The game of ‘shoot the messenger’ is going to be very popular over the next few years, as politicians and bankers seek to cover their own litany of failures and criminality. The expansion phase has been a period when no one cared about the increasingly endemic lies and fraud, because enough people were making money. Almost no one asks the hard questions when things are going well.
Blaming the messenger: Greece’s chief statistician under fire
Greece has won strong endorsements in the past year for shoring up its economic statistics after years of fudging data to conceal its deficits and financial mismanagement, but the man who’s responsible for restoring the country’s reputation is now the target of possible prosecution.

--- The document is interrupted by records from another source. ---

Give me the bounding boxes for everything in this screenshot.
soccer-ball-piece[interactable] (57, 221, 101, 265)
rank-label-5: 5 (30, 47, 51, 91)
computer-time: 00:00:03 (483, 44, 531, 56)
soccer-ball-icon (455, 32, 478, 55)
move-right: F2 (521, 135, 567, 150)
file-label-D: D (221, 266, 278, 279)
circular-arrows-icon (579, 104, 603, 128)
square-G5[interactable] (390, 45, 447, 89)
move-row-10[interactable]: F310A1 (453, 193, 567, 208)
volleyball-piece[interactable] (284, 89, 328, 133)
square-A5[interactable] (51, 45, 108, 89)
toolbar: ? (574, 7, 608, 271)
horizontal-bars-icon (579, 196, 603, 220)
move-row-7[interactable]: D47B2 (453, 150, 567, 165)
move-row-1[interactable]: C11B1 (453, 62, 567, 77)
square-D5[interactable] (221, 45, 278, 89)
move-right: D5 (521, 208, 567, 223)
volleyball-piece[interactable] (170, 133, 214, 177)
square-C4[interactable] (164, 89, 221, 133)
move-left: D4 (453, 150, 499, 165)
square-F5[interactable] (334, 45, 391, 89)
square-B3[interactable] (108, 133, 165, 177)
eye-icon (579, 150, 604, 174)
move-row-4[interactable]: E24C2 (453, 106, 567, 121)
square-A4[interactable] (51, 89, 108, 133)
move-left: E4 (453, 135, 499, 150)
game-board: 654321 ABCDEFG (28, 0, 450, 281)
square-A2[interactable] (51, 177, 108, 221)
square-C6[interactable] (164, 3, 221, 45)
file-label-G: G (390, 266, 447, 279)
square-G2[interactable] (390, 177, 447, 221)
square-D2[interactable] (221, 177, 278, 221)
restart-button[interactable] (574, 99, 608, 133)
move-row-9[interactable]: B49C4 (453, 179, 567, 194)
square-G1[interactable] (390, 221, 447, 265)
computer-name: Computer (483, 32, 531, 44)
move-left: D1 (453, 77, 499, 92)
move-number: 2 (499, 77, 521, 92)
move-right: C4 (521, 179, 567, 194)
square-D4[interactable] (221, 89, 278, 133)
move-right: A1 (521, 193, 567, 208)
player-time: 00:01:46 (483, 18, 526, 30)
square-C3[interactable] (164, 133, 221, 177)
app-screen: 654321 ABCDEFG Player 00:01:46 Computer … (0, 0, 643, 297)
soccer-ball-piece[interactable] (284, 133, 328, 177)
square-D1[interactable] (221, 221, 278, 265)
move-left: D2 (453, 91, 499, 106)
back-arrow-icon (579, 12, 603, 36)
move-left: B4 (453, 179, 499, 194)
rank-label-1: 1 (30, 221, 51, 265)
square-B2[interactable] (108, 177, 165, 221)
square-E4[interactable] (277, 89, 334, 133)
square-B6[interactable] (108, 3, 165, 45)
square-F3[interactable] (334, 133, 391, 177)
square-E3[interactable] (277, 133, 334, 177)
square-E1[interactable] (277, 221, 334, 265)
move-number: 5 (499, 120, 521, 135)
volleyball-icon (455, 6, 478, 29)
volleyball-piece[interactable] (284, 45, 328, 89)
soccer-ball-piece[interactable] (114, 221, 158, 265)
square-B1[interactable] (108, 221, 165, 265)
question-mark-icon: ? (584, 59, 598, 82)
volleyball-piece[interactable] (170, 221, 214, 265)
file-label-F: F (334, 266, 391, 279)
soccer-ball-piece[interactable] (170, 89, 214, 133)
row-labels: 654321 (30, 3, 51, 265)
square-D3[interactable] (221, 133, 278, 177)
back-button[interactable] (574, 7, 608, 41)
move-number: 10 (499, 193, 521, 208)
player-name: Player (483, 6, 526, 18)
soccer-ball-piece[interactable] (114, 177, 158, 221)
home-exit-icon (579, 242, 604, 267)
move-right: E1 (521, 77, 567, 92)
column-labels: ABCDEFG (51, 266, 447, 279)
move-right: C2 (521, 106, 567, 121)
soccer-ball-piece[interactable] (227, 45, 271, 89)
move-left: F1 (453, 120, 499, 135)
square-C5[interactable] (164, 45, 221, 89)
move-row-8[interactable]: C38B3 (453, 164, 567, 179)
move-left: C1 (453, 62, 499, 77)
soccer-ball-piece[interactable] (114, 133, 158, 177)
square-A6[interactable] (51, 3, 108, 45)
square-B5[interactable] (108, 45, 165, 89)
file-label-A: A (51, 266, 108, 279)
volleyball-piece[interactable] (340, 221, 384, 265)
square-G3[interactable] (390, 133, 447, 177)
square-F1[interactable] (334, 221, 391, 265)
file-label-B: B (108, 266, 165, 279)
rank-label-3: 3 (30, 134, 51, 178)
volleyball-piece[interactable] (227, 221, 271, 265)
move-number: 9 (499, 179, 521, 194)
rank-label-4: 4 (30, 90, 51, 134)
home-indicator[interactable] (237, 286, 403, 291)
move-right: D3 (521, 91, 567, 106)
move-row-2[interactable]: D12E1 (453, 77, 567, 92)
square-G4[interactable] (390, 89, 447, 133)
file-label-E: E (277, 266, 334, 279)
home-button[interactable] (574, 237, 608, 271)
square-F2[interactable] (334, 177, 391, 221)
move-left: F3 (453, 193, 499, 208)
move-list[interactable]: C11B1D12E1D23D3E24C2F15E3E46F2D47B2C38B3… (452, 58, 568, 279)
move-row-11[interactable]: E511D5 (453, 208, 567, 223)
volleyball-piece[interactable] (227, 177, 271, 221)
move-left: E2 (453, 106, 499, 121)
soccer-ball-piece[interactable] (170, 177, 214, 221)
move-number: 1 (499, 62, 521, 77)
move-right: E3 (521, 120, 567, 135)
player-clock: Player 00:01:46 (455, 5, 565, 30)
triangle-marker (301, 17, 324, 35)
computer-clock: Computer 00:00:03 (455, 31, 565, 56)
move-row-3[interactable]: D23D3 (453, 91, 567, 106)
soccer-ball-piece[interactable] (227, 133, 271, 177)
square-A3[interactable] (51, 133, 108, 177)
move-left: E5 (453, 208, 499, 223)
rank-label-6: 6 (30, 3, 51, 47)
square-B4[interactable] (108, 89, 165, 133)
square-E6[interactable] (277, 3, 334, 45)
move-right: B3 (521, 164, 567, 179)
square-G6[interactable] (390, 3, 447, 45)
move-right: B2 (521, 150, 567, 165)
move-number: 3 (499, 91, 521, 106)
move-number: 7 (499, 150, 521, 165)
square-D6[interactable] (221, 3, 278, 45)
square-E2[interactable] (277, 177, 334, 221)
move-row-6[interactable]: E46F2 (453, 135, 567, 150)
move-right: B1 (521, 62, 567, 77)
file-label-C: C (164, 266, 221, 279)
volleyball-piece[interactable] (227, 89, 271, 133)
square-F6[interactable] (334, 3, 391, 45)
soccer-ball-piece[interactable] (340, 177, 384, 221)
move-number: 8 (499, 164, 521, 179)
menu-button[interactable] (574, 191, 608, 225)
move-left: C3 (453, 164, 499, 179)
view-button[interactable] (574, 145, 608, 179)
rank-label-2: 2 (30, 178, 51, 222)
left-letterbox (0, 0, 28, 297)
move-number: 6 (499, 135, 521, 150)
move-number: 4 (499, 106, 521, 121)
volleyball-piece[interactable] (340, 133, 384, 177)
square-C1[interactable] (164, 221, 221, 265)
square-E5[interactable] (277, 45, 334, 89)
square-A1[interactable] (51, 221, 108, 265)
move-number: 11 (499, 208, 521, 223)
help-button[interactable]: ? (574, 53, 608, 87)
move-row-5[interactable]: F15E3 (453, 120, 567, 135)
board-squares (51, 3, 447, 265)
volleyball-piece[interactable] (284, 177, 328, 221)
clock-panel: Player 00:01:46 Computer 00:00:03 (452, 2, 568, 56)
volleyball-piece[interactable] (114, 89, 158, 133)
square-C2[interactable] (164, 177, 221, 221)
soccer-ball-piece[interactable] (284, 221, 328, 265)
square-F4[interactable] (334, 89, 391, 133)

He’s been accused of exaggerating Greece’s deficits in a conspiracy to strengthen the hand of the European Union and the International Monetary Fund.
The ponzi scheme must keep growing or it will collapse, so one must do more of the same or the jig is up. Looking too hard at the actual state of affairs risks destroying the illusion that is all that is left once the system has been almost entirely hollowed out. Mr Georgiou was interested in re-establishing a sound basis for decision-making, but in doing so he was essentially saying that the emperor has no clothes.
When contraction begins and losses must be shared out, a blame game develops. A major feature is to push both losses and blame into the laps of others wherever possible. Messengers are a prime target. It is as if they created the very situation they warned of, or as if the illusion could have continued forever had they not shed light in dark places.
That fact that these assertions are not true is irrelevant. What matters is what people believe, and people are all too prepared to believe messages that relieve them of any responsibility. The alternative would be to acknowledge their own gullibility in having fallen for, and helped to maintain, the illusion.